Lymph node metastases were found in 31 patients within SLNs (16.8%), whereas no micro- or macro-metastases in accessory SLN were reported, suggesting that this technique might be highly selective. So, the anatomopathological concordance between the sentinel lymph node and metastatic localizations was 100%: in all patients with metastatic lymph nodes, they always appeared also in the sentinel one. No lymphatic station “jump” occurred in the process of lymphatic spread by cancer cells (“skipping metastases”).

The average t0 and t1 were 11 minutes and 03 seconds and 14 minutes and 7 seconds respectively. Median sentinel lymph node incision time (SLNIT; t1-t0) and sentinel lymph node excision time (SLNET; t2-t1) were 11 minutes and 14 minutes, respectively (range, 11–16 minutes; range, 12–18 minutes). So, the median length of procedure was 25 minutes (range, 11–40 minutes). The average number of lymph node uptake pathways was 1.59, with a range between 0 and 4.

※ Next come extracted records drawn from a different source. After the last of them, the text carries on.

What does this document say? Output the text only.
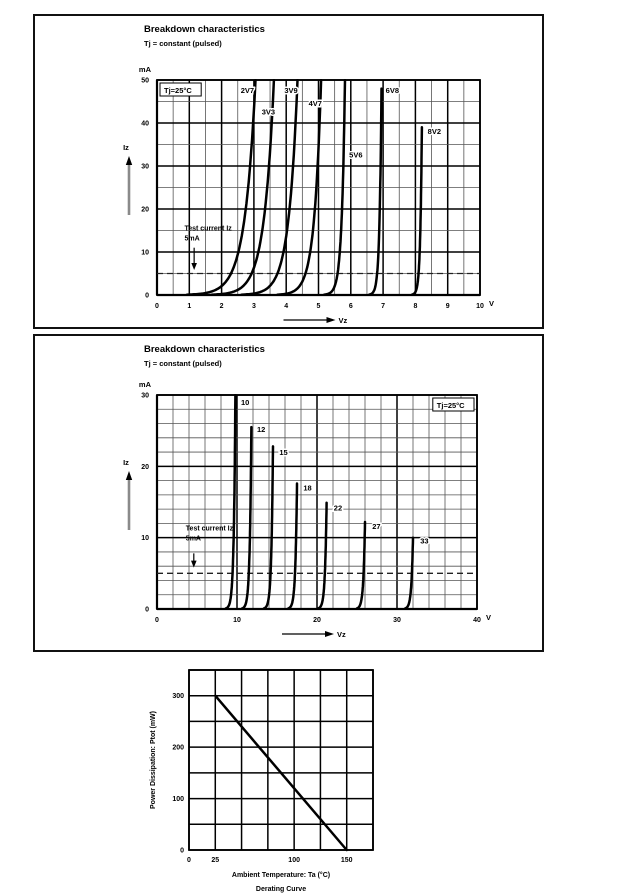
Breakdown characteristics
Tj = constant (pulsed)
0	1	2	3	4	5	6	7	8	9	10 V
0
10
20
30
40
50
mA
Tj=25°C
Iz
Vz
Test current Iz
5mA
2V7
3V3
3V9
4V7
5V6
6V8
8V2
Breakdown characteristics
Tj = constant (pulsed)
0	10	20	30	40 V
0
10
20
30
mA
Tj=25°C
Iz
Vz
Test current Iz
5mA
10
12
15
18
22
27
33
0	25	100	150
0
100
200
300
Ambient Temperature: Ta (°C)
Derating Curve
Power Dissipation: Ptot (mW)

Following periareolar ICG injection, at least one fluorescent pathway leading to the axilla could be highlighted in 95.5% patients, 52.3% patients had a single pathway, while 34.1% had 2 pathways and 9.1% had 3 separate pathways to the axilla.

In addition, we analysed the possible existence of predictive factors for the time of lymph node removal (SLNET) and for the number of uptake pathways.

None of the patients (even those allergic to iodium) presented immediate reactions even in the absence of premedication (16,17).

No skin tattoos residual from the tracer were found.


Discussion

The SARS-CoV-2 pandemic has completely disrupted the routine of standard medical treatments, allowing the rapid evolution of new technological approaches. The use of ICG as a method of identifying the sentinel lymph node fits into this context. From March 2020 to February 2021, breast cancer patients treated at the UOC of Breast Surgery of the Azienda Ospedaliera Universitaria Integrata (AOUI) of Verona, performed the SLNB with the ICG as only tracer.

A number of studies reported an SLN detection rate using fluorescence-guided imaging techniques ranging from 96% to 99%, with an average of retrieved SLN ranging from 2.1 to 3.5 (18-23).

In our cohort, SLNs were found in 98.3% of patients, with an average number of SLNs retrieved of 1.5, while the average number of TLNs was 2.9, as guidelines recommend for a standard SLNB procedure.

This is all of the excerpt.